Yard Wood was the last part of the garden to be developed. It derives its name from the many yew trees growing here. The wood of the yew was used for yardsticks which formed the bows of the archers in medieval times, and folklore has it that one of these Exbury trees was mentioned in the Domesday book.
On the left is Hydrangea Walk, the inspiration of Leopold de Rothschild. By mid-summer the Herbaceous Gardens come into their own, with a focus on cooler blue and mauves from the Teller hybrid hydrangeas.
This leads to the Boardwalk, recently planted with tree ferns, bamboo, gunnera and wollemi pine.
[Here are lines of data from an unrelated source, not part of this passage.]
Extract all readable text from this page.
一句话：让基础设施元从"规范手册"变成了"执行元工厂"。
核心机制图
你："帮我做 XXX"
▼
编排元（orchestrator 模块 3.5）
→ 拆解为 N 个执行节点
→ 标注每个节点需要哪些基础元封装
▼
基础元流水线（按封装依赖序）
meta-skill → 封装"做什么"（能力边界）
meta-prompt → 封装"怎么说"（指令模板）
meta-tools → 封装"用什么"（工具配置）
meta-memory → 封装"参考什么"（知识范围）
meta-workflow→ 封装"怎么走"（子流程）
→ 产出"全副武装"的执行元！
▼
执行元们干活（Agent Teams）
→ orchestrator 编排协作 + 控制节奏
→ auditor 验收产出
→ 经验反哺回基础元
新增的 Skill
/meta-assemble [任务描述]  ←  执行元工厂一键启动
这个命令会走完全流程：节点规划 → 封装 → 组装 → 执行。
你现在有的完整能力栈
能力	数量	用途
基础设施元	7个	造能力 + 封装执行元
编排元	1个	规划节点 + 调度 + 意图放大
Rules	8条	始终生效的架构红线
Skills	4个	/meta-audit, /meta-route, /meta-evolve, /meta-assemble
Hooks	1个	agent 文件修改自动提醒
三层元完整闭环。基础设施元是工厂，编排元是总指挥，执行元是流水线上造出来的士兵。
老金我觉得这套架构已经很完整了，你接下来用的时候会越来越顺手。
Azalea Drive. The main drive continues through the garden passing the dark crimson Rhododendron ‘Bibiani’ and some new plantings of Rhododendron ‘Loderi’ to an impressive sweep of deciduous azaleas.
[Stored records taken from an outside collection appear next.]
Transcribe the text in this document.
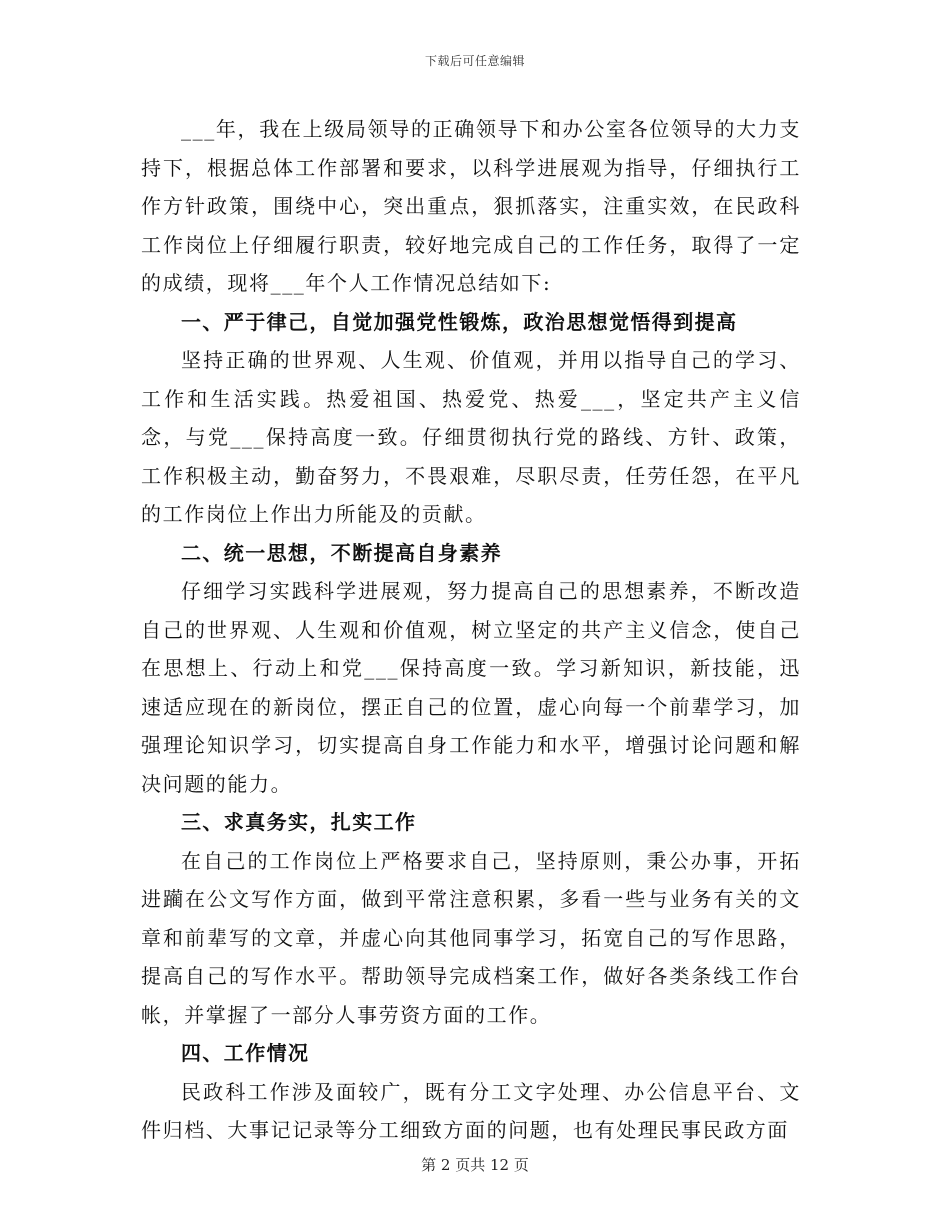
下载后可任意编辑

___年，我在上级局领导的正确领导下和办公室各位领导的大力支持下，根据总体工作部署和要求，以科学进展观为指导，仔细执行工作方针政策，围绕中心，突出重点，狠抓落实，注重实效，在民政科工作岗位上仔细履行职责，较好地完成自己的工作任务，取得了一定的成绩，现将___年个人工作情况总结如下:

一、严于律己，自觉加强党性锻炼，政治思想觉悟得到提高

坚持正确的世界观、人生观、价值观，并用以指导自己的学习、工作和生活实践。热爱祖国、热爱党、热爱___，坚定共产主义信念，与党___保持高度一致。仔细贯彻执行党的路线、方针、政策，工作积极主动，勤奋努力，不畏艰难，尽职尽责，任劳任怨，在平凡的工作岗位上作出力所能及的贡献。

二、统一思想，不断提高自身素养

仔细学习实践科学进展观，努力提高自己的思想素养，不断改造自己的世界观、人生观和价值观，树立坚定的共产主义信念，使自己在思想上、行动上和党___保持高度一致。学习新知识，新技能，迅速适应现在的新岗位，摆正自己的位置，虚心向每一个前辈学习，加强理论知识学习，切实提高自身工作能力和水平，增强讨论问题和解决问题的能力。

三、求真务实，扎实工作

在自己的工作岗位上严格要求自己，坚持原则，秉公办事，开拓进躏在公文写作方面，做到平常注意积累，多看一些与业务有关的文章和前辈写的文章，并虚心向其他同事学习，拓宽自己的写作思路，提高自己的写作水平。帮助领导完成档案工作，做好各类条线工作台帐，并掌握了一部分人事劳资方面的工作。

四、工作情况

民政科工作涉及面较广，既有分工文字处理、办公信息平台、文件归档、大事记记录等分工细致方面的问题，也有处理民事民政方面

第 2 页共 12 页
Interplanted with maples and backed by pines this provides a colourful spectacle in the spring when the azaleas are in full flower, and again in the autumn when the maples predominate. Flowering cherries and the white purple-flushed Magnolia x soulangeana ‘Brozzonii’ frame a view of Jubilee Pond named to celebrate King George V’s Silver Jubilee in 1935.
The American Garden
In the American Garden there is a comprehensive collection of rhododendrons from the USA, which were planted here after the severe storms in the late 1980s. Further on, a group of eucryphia will provide spectacular colour in the later summer. Here one can get glimpses of the railway which was completed in 2001. This has opened up a new area which includes a splendid timber viaduct.